I got my T from compacted earwax or trimming my beard with a battery-powered buzzer and heard it in the shower for 5minute. The day after trimming, i trimmed some more and then went on my noisy fan laptop, it was then i felt the T constantly 4 months now. But i did shoot a pellet gun once a week before but i havent noticed anything the day I shot it. My eardrum was red and inflammed and hypersensitive, I also lost 20pounds drinking alot tea. Im trying to eat alot now since that might be a factor. I had antibiotic pills like 6 months before this im not sure if it had anything to do with T started 6 months later.

The ENT said I could get a cochlear implant but Ive read stories that it made T much worse so im holding back on that now.
@Danny Boy

what is the above text related to.. ? .. too much to read .. give the essential and I might read all of it .. ;)

btw, I`m now on 1200mgs ... and something is changing.. sometimes it`s there but, sometimes i`m surprised it is gone but than suddenly i hear it again .. lot`s of things, but all very inconsistent untill now ..

But I have other news to .. went to another ENT today .. my lord she is good ... she actually discovered I have TMJ !!

for so many year I go one place to another and she tells me after sitting 2minutes in a chair and have some microscope down my nose in my throat! .. I was so high in her office on trobalt .. was funny ..

so i want to continue with Trobalt at highest dose till end of the week and then taper down and start her little treatment ... and than see what happens and taper up again with Trobalt
but is it a big improvement on ur T?

and the last visit i had with my ent i asked him that if i might have tmj from all my nasal problems and ear tube dysfuntion from my ears popping etc.. he just gave me idiot smurk and said no...without even trying to see
 
but is it a big improvement on ur T?

and the last visit i had with my ent i asked him that if i might have tmj from all my nasal problems and ear tube dysfuntion from my ears popping etc.. he just gave me idiot smurk and said no...without even trying to see

Well, my ENT wasn't horrible to me, just didn't went to prescribe me keppra haha.
 
@Danny Boy

But I have other news to .. went to another ENT today .. my lord she is good ... she actually discovered I have TMJ !!

TMJ is quite a dead end. Don´t spend too much money on useless jaw splints and additional costs at the orthodontist.
 
TMJ is quite a dead end. Don´t spend too much money on useless jaw splints and additional costs at the orthodontist.
Why not ? Well just cause it didn't work for someone doesn't mean it won't work at all , in fact TMJ is one of the common causes of tinnitus
 
Why not ? Well just cause it didn't work for someone doesn't mean it won't work at all , in fact TMJ is one of the common causes of tinnitus

You´re welcome to try it. Once T starts (no matter whats the cause) its almost irreversible in 99% of the cases.
In Nils case, he has had T for years, wearing a splint won´t be a magic trick and will let it disappear.

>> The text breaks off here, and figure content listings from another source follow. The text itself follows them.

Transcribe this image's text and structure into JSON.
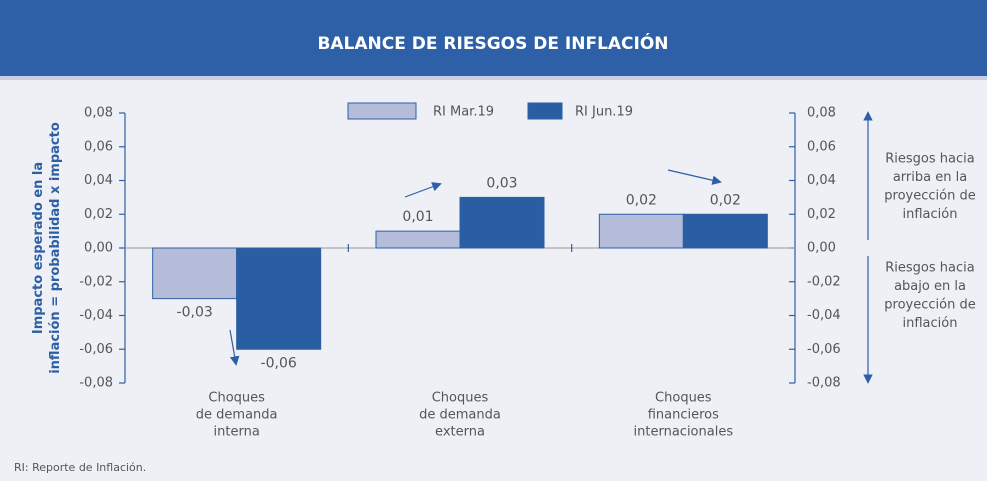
{
  "chart_data": {
    "type": "bar",
    "title": "BALANCE DE RIESGOS DE INFLACIÓN",
    "y_label": [
      "Impacto esperado en la",
      "inflación = probabilidad x impacto"
    ],
    "categories": [
      [
        "Choques",
        "de demanda",
        "interna"
      ],
      [
        "Choques",
        "de demanda",
        "externa"
      ],
      [
        "Choques",
        "financieros",
        "internacionales"
      ]
    ],
    "series": [
      {
        "name": "RI Mar.19",
        "color": "#b4bcd9",
        "values": [
          -0.03,
          0.01,
          0.02
        ],
        "value_labels": [
          "-0,03",
          "0,01",
          "0,02"
        ]
      },
      {
        "name": "RI Jun.19",
        "color": "#2a5ea3",
        "values": [
          -0.06,
          0.03,
          0.02
        ],
        "value_labels": [
          "-0,06",
          "0,03",
          "0,02"
        ]
      }
    ],
    "ylim": [
      -0.08,
      0.08
    ],
    "yticks": [
      {
        "value": 0.08,
        "label": "0,08"
      },
      {
        "value": 0.06,
        "label": "0,06"
      },
      {
        "value": 0.04,
        "label": "0,04"
      },
      {
        "value": 0.02,
        "label": "0,02"
      },
      {
        "value": 0,
        "label": "0,00"
      },
      {
        "value": -0.02,
        "label": "-0,02"
      },
      {
        "value": -0.04,
        "label": "-0,04"
      },
      {
        "value": -0.06,
        "label": "-0,06"
      },
      {
        "value": -0.08,
        "label": "-0,08"
      }
    ],
    "y2lim": [
      -0.08,
      0.08
    ],
    "y2ticks": [
      {
        "value": 0.08,
        "label": "0,08"
      },
      {
        "value": 0.06,
        "label": "0,06"
      },
      {
        "value": 0.04,
        "label": "0,04"
      },
      {
        "value": 0.02,
        "label": "0,02"
      },
      {
        "value": 0,
        "label": "0,00"
      },
      {
        "value": -0.02,
        "label": "-0,02"
      },
      {
        "value": -0.04,
        "label": "-0,04"
      },
      {
        "value": -0.06,
        "label": "-0,06"
      },
      {
        "value": -0.08,
        "label": "-0,08"
      }
    ],
    "annotations": {
      "up": [
        "Riesgos hacia",
        "arriba en la",
        "proyección de",
        "inflación"
      ],
      "down": [
        "Riesgos hacia",
        "abajo en la",
        "proyección de",
        "inflación"
      ]
    },
    "note": "RI: Reporte de Inflación."
  }
}
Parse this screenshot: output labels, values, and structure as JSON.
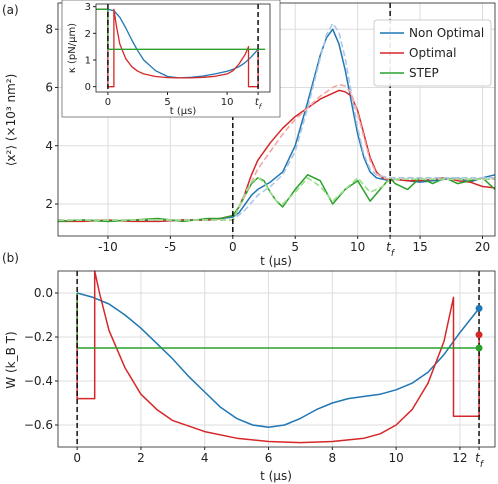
{
  "panels": {
    "a": "(a)",
    "b": "(b)"
  },
  "chart_data": [
    {
      "id": "a",
      "type": "line",
      "xlabel": "t (μs)",
      "ylabel": "⟨x²⟩ (×10³ nm²)",
      "xlim": [
        -14,
        21
      ],
      "ylim": [
        0.9,
        8.9
      ],
      "xticks": [
        -10,
        -5,
        0,
        5,
        10,
        15,
        20
      ],
      "xtick_labels": [
        "-10",
        "-5",
        "0",
        "5",
        "10",
        "15",
        "20"
      ],
      "yticks": [
        2,
        4,
        6,
        8
      ],
      "ytick_labels": [
        "2",
        "4",
        "6",
        "8"
      ],
      "extra_tick": {
        "x": 12.6,
        "label": "t_f"
      },
      "vlines": [
        0,
        12.6
      ],
      "grid": true,
      "legend_position": "top-right",
      "legend": [
        "Non Optimal",
        "Optimal",
        "STEP"
      ],
      "colors": {
        "non_optimal": "#1f77b4",
        "optimal": "#d62728",
        "step": "#2ca02c",
        "non_optimal_theory": "#aec7e8",
        "optimal_theory": "#f4a6a6",
        "step_theory": "#98df8a"
      },
      "series": [
        {
          "name": "Non Optimal",
          "color": "#1f77b4",
          "x": [
            -14,
            -12,
            -10,
            -8,
            -6,
            -4,
            -2,
            -1,
            0,
            0.5,
            1,
            1.5,
            2,
            3,
            4,
            5,
            6,
            7,
            7.5,
            8,
            8.5,
            9,
            9.5,
            10,
            10.5,
            11,
            11.5,
            12,
            12.6,
            13,
            14,
            15,
            16,
            17,
            18,
            19,
            20,
            21
          ],
          "y": [
            1.4,
            1.45,
            1.4,
            1.45,
            1.4,
            1.45,
            1.45,
            1.5,
            1.55,
            1.7,
            2.0,
            2.3,
            2.5,
            2.75,
            3.1,
            4.0,
            5.5,
            7.1,
            7.7,
            8.0,
            7.5,
            6.6,
            5.5,
            4.4,
            3.6,
            3.1,
            2.9,
            2.85,
            2.8,
            2.85,
            2.8,
            2.75,
            2.8,
            2.85,
            2.9,
            2.75,
            2.9,
            3.0
          ]
        },
        {
          "name": "Optimal",
          "color": "#d62728",
          "x": [
            -14,
            -12,
            -10,
            -8,
            -6,
            -4,
            -2,
            -1,
            0,
            0.5,
            1,
            1.5,
            2,
            3,
            4,
            5,
            6,
            7,
            8,
            8.5,
            9,
            9.5,
            10,
            10.5,
            11,
            11.5,
            12,
            12.6,
            13,
            14,
            15,
            16,
            17,
            18,
            19,
            20,
            21
          ],
          "y": [
            1.4,
            1.4,
            1.45,
            1.4,
            1.4,
            1.45,
            1.45,
            1.5,
            1.6,
            1.9,
            2.4,
            3.0,
            3.5,
            4.1,
            4.6,
            5.0,
            5.3,
            5.6,
            5.8,
            5.9,
            5.85,
            5.7,
            5.2,
            4.4,
            3.6,
            3.1,
            2.9,
            2.8,
            2.85,
            2.8,
            2.8,
            2.85,
            2.9,
            2.8,
            2.75,
            2.6,
            2.55
          ]
        },
        {
          "name": "STEP",
          "color": "#2ca02c",
          "x": [
            -14,
            -12,
            -10,
            -8,
            -6,
            -4,
            -2,
            -1,
            0,
            0.5,
            1,
            1.5,
            2,
            2.5,
            3,
            3.5,
            4,
            5,
            6,
            7,
            8,
            9,
            10,
            11,
            12,
            12.6,
            13,
            14,
            15,
            16,
            17,
            18,
            19,
            20,
            21
          ],
          "y": [
            1.4,
            1.45,
            1.4,
            1.45,
            1.5,
            1.4,
            1.5,
            1.5,
            1.6,
            1.9,
            2.3,
            2.7,
            2.9,
            2.8,
            2.4,
            2.1,
            1.9,
            2.5,
            3.0,
            2.8,
            2.0,
            2.5,
            2.8,
            2.1,
            2.6,
            2.9,
            2.7,
            2.5,
            2.9,
            2.7,
            2.9,
            2.7,
            2.8,
            2.9,
            2.5
          ]
        },
        {
          "theory": true,
          "color": "#aec7e8",
          "x": [
            -14,
            0,
            1,
            2,
            3,
            4,
            5,
            6,
            7,
            7.5,
            8,
            8.5,
            9,
            9.5,
            10,
            10.5,
            11,
            11.5,
            12,
            12.6,
            21
          ],
          "y": [
            1.45,
            1.45,
            1.8,
            2.3,
            2.6,
            3.0,
            3.8,
            5.3,
            7.0,
            7.8,
            8.2,
            7.9,
            7.0,
            5.8,
            4.6,
            3.7,
            3.2,
            3.0,
            2.95,
            2.9,
            2.9
          ]
        },
        {
          "theory": true,
          "color": "#f4a6a6",
          "x": [
            -14,
            0,
            1,
            2,
            3,
            4,
            5,
            6,
            7,
            8,
            8.5,
            9,
            9.5,
            10,
            10.5,
            11,
            11.5,
            12,
            12.6,
            21
          ],
          "y": [
            1.45,
            1.45,
            2.3,
            3.2,
            3.8,
            4.4,
            4.9,
            5.3,
            5.7,
            6.0,
            6.1,
            6.05,
            5.8,
            5.1,
            4.3,
            3.5,
            3.05,
            2.9,
            2.85,
            2.85
          ]
        },
        {
          "theory": true,
          "color": "#98df8a",
          "x": [
            -14,
            0,
            0.5,
            1,
            1.5,
            2,
            2.5,
            3,
            3.5,
            4,
            5,
            6,
            7,
            8,
            9,
            10,
            11,
            12,
            12.6,
            21
          ],
          "y": [
            1.45,
            1.45,
            1.9,
            2.4,
            2.75,
            2.9,
            2.75,
            2.4,
            2.1,
            2.0,
            2.4,
            2.9,
            2.6,
            2.1,
            2.5,
            2.9,
            2.4,
            2.6,
            2.85,
            2.85
          ]
        }
      ]
    },
    {
      "id": "a-inset",
      "type": "line",
      "xlabel": "t (μs)",
      "ylabel": "κ (pN/μm)",
      "xlim": [
        -1,
        13.6
      ],
      "ylim": [
        -0.2,
        3.1
      ],
      "xticks": [
        0,
        5,
        10
      ],
      "xtick_labels": [
        "0",
        "5",
        "10"
      ],
      "yticks": [
        0,
        1,
        2,
        3
      ],
      "ytick_labels": [
        "0",
        "1",
        "2",
        "3"
      ],
      "extra_tick": {
        "x": 12.6,
        "label": "t_f"
      },
      "vlines": [
        0,
        12.6
      ],
      "series": [
        {
          "name": "Non Optimal",
          "color": "#1f77b4",
          "x": [
            -1,
            0,
            0.5,
            1,
            1.5,
            2,
            2.5,
            3,
            4,
            5,
            6,
            7,
            8,
            9,
            10,
            10.5,
            11,
            11.5,
            12,
            12.6
          ],
          "y": [
            2.9,
            2.9,
            2.85,
            2.6,
            2.2,
            1.75,
            1.35,
            1.0,
            0.6,
            0.38,
            0.33,
            0.35,
            0.4,
            0.48,
            0.58,
            0.65,
            0.75,
            0.9,
            1.1,
            1.4
          ]
        },
        {
          "name": "Optimal",
          "color": "#d62728",
          "x": [
            -1,
            0,
            0,
            0.5,
            0.5,
            0.7,
            1,
            1.5,
            2,
            2.5,
            3,
            4,
            5,
            6,
            7,
            8,
            9,
            10,
            10.5,
            11,
            11.5,
            11.8,
            11.8,
            12.6,
            12.6
          ],
          "y": [
            2.9,
            2.9,
            0.0,
            0.0,
            2.9,
            2.3,
            1.6,
            1.05,
            0.75,
            0.58,
            0.48,
            0.38,
            0.34,
            0.33,
            0.33,
            0.35,
            0.39,
            0.48,
            0.6,
            0.85,
            1.2,
            1.5,
            0.0,
            0.0,
            1.4
          ]
        },
        {
          "name": "STEP",
          "color": "#2ca02c",
          "x": [
            -1,
            0,
            0,
            13.2
          ],
          "y": [
            2.9,
            2.9,
            1.4,
            1.4
          ]
        }
      ]
    },
    {
      "id": "b",
      "type": "line",
      "xlabel": "t (μs)",
      "ylabel": "W (k_B T)",
      "xlim": [
        -0.6,
        13.1
      ],
      "ylim": [
        -0.7,
        0.1
      ],
      "xticks": [
        0,
        2,
        4,
        6,
        8,
        10,
        12
      ],
      "xtick_labels": [
        "0",
        "2",
        "4",
        "6",
        "8",
        "10",
        "12"
      ],
      "yticks": [
        0.0,
        -0.2,
        -0.4,
        -0.6
      ],
      "ytick_labels": [
        "0.0",
        "−0.2",
        "−0.4",
        "−0.6"
      ],
      "extra_tick": {
        "x": 12.6,
        "label": "t_f"
      },
      "vlines": [
        0,
        12.6
      ],
      "grid": true,
      "series": [
        {
          "name": "Non Optimal",
          "color": "#1f77b4",
          "x": [
            0,
            0.5,
            1,
            1.5,
            2,
            2.5,
            3,
            3.5,
            4,
            4.5,
            5,
            5.5,
            6,
            6.5,
            7,
            7.5,
            8,
            8.5,
            9,
            9.5,
            10,
            10.5,
            11,
            11.5,
            12,
            12.6
          ],
          "y": [
            0.0,
            -0.02,
            -0.05,
            -0.1,
            -0.16,
            -0.23,
            -0.3,
            -0.38,
            -0.45,
            -0.52,
            -0.57,
            -0.6,
            -0.61,
            -0.6,
            -0.57,
            -0.53,
            -0.5,
            -0.48,
            -0.47,
            -0.46,
            -0.44,
            -0.41,
            -0.36,
            -0.28,
            -0.18,
            -0.07
          ]
        },
        {
          "name": "Optimal",
          "color": "#d62728",
          "x": [
            0,
            0,
            0.55,
            0.55,
            0.7,
            1,
            1.5,
            2,
            2.5,
            3,
            4,
            5,
            6,
            7,
            8,
            9,
            9.5,
            10,
            10.5,
            11,
            11.5,
            11.8,
            11.8,
            12.6,
            12.6
          ],
          "y": [
            0.0,
            -0.48,
            -0.48,
            0.1,
            0.0,
            -0.17,
            -0.34,
            -0.46,
            -0.53,
            -0.58,
            -0.63,
            -0.66,
            -0.675,
            -0.68,
            -0.675,
            -0.66,
            -0.64,
            -0.6,
            -0.53,
            -0.41,
            -0.22,
            -0.02,
            -0.56,
            -0.56,
            -0.19
          ]
        },
        {
          "name": "STEP",
          "color": "#2ca02c",
          "x": [
            0,
            0,
            12.6
          ],
          "y": [
            0.0,
            -0.25,
            -0.25
          ]
        }
      ],
      "endpoints": [
        {
          "x": 12.6,
          "y": -0.07,
          "color": "#1f77b4"
        },
        {
          "x": 12.6,
          "y": -0.19,
          "color": "#d62728"
        },
        {
          "x": 12.6,
          "y": -0.25,
          "color": "#2ca02c"
        }
      ]
    }
  ]
}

Sure, it always gives one some hope when the doctors says you have TMJ and this and that and you have something to hold on to. I was there too, I spent more than 500€ on jaw diagnostics and splints.

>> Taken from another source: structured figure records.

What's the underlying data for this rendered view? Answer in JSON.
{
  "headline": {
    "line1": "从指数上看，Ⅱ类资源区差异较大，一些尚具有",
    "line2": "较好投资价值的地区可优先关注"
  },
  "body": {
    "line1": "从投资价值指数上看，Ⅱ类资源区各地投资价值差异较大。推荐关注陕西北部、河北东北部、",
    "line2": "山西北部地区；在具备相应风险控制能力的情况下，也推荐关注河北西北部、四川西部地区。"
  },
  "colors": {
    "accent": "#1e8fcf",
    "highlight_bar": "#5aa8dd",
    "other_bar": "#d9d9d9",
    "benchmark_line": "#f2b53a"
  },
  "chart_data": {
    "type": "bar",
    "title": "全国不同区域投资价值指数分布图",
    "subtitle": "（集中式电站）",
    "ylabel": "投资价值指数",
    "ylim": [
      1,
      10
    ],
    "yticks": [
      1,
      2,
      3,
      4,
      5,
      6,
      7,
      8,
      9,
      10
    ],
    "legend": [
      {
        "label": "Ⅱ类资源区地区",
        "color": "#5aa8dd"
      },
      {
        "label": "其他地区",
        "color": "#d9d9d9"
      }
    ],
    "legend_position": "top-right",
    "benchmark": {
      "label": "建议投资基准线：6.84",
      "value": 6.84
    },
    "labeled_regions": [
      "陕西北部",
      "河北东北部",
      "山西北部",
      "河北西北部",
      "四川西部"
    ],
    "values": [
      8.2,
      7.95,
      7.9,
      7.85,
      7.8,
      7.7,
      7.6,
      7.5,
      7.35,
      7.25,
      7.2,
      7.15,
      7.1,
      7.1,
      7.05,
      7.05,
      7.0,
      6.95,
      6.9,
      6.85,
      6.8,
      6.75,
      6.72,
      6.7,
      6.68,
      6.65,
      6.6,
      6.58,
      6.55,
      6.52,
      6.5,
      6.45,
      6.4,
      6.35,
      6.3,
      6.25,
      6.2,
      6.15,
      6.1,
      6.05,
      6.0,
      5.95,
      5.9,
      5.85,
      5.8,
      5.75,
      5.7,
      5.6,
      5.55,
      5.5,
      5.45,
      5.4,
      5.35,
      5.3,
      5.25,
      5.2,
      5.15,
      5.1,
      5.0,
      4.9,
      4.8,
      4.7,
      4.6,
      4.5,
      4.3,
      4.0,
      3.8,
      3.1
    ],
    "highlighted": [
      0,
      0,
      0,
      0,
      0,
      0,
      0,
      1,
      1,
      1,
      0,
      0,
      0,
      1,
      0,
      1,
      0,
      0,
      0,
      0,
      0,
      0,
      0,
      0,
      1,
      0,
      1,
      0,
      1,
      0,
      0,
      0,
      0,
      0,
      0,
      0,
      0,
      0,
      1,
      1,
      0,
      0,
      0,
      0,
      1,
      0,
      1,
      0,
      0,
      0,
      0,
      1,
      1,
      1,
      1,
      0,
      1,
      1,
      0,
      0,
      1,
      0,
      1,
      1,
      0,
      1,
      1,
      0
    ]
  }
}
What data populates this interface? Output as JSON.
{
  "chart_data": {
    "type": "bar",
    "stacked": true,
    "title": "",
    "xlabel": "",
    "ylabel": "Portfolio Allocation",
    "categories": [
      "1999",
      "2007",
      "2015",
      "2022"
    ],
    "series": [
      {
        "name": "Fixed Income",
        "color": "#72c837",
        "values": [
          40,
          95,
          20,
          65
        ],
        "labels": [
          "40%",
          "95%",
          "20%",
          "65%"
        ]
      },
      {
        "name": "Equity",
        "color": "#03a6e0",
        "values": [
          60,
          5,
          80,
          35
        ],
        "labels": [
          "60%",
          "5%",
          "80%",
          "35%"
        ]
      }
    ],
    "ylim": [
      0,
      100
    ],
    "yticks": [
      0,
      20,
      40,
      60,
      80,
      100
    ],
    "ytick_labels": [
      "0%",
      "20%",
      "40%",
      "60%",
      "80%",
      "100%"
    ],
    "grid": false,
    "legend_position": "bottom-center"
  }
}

AND in my case it even made sense because I was diagnosed with TMJ after I had some wisdom teeth pulled and my monster T started.
Still, it didn´t help a bit. So if you have some fresh issues with your jaw and your T is new, sure its worth checking it out.
 
You´re welcome to try it. Once T starts (no matter whats the cause) its almost irreversible in 99% of the cases.
In Nils case, he has had T for years, wearing a splint won´t be a magic trick and will let it disappear.


Sure, it always gives one some hope when the doctors says you have TMJ and this and that and you have something to hold on to. I was there too, I spent more than 500€ on jaw diagnostics and splints.

AND in my case it even made sense because I was diagnosed with TMJ after I had some wisdom teeth pulled and my monster T started.
Still, it didn´t help a bit. So if you have some fresh issues with your jaw and your T is new, sure its worth checking it out.
I can see where you're going , splints are useless , most of the time , tmj requires more than just a splint , but yeah a t sufferer will do anything to find the cause of his t any hope will still be hope, and how's the trobalt going with you?